With big swings in housing related trends over the past decade, long term patterns are called into question. When a long term trend seemingly changes direction, it is reasonable to point it out. As I opined previously [1], the housing industry often defaults to linear thinking. It’s not enough to point out a trend, it is better to proclaim that the trend will run indefinitely because consumer tastes have changed.

Here are a few examples of trends in the US housing market that are not trends:

Average New Home Sale Size

matrixSQFT-6-9-14 [2]

[click to expand]

When the housing bubble popped in 2006, shortly after it was pronounced that the multi-decades long trend would reverse it self. Yet the change was a purely short term economic shift as the entry level surged with the sharp decline in mortgage rates. After a few years, the trend of expanding sizes resumed. I’m not saying that the trend will run indefinitely larger, but it is important to look at why the average square foot began to fall in the first place. A harsh economic condition with a rapid rise in affordability prompted in a shift in the mix. And remember, this highly referenced metric reflects new homes which is only about 15% of normalized housing sales.

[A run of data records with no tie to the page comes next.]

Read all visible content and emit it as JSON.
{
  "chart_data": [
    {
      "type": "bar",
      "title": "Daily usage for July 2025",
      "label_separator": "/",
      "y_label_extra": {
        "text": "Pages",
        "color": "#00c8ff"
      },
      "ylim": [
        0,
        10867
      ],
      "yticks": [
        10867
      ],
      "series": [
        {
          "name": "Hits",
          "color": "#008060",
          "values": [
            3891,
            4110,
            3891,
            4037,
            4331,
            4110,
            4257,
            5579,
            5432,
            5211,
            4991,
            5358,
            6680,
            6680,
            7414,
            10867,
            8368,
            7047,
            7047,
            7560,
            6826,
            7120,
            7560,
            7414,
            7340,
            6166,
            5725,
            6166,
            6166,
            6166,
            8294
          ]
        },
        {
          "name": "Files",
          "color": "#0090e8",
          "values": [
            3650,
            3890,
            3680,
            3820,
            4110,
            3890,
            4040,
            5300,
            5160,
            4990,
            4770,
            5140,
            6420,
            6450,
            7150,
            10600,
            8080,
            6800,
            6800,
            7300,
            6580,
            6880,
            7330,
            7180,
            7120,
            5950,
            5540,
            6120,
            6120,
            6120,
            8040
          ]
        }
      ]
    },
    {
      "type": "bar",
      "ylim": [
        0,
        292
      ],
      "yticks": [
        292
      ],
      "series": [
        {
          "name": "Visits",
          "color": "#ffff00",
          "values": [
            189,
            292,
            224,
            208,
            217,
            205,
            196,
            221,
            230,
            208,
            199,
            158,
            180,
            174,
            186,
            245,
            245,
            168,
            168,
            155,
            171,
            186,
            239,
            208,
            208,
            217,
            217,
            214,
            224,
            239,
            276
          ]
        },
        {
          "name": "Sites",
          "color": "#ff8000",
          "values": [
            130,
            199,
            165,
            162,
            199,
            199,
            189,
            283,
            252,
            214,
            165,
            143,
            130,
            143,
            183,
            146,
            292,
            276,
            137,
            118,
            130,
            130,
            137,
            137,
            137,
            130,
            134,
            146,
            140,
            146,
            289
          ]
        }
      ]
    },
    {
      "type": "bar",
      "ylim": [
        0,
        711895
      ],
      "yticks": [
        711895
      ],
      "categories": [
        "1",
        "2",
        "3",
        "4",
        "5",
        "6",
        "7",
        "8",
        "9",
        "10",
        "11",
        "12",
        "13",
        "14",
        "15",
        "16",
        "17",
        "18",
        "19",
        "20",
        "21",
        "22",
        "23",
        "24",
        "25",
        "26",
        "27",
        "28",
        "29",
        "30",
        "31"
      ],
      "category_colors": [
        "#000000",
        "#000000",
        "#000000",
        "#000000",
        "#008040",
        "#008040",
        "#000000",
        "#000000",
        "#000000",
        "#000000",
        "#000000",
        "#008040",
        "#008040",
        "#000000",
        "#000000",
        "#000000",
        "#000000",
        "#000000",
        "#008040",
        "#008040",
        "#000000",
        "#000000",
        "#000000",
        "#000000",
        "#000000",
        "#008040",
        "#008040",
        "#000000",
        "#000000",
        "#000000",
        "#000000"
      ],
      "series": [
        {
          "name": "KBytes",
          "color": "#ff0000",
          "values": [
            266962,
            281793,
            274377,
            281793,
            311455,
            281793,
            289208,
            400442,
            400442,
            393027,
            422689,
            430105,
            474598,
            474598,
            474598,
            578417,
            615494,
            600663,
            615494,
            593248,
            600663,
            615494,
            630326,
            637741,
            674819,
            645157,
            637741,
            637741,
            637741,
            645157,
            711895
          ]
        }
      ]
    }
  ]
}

Here is the housing conversation on home sizes from 2007-2011 [3].

Home Ownership matrixHO-6-9-14 [4]

[click to expand]

Perhaps one of the largest misinterpretations of consumer trends has been on the subject of homeownership. As is evident in the chart, the heavily documented push to higher homeownership played was a sudden burst rather than a long term gradual change. The surge in the trend was artificial, based on fraud and unsustainably loose credit conditions that where based on NOTHING. With the multiyear decline, we are beating ourselves up over the decline in the homeownership rate yet we are reverting to the mean since credit is unusually tight. In fact the median homeownership rate of 64.8 over the past 49 years is exactly where we are right now in 1Q14. Will the market overcorrect towards rental? Yes I believe it will until tight credit conditions resume to more historic norms.

Here’s terrific takedown of the homeownership metric [5] by Jed Kolko, Chief Economist at Trulia.

Will the US become a nation of renters and micro-houses? If one makes those arguments out over the long term, I don’t know what compelling information those trends would be based on.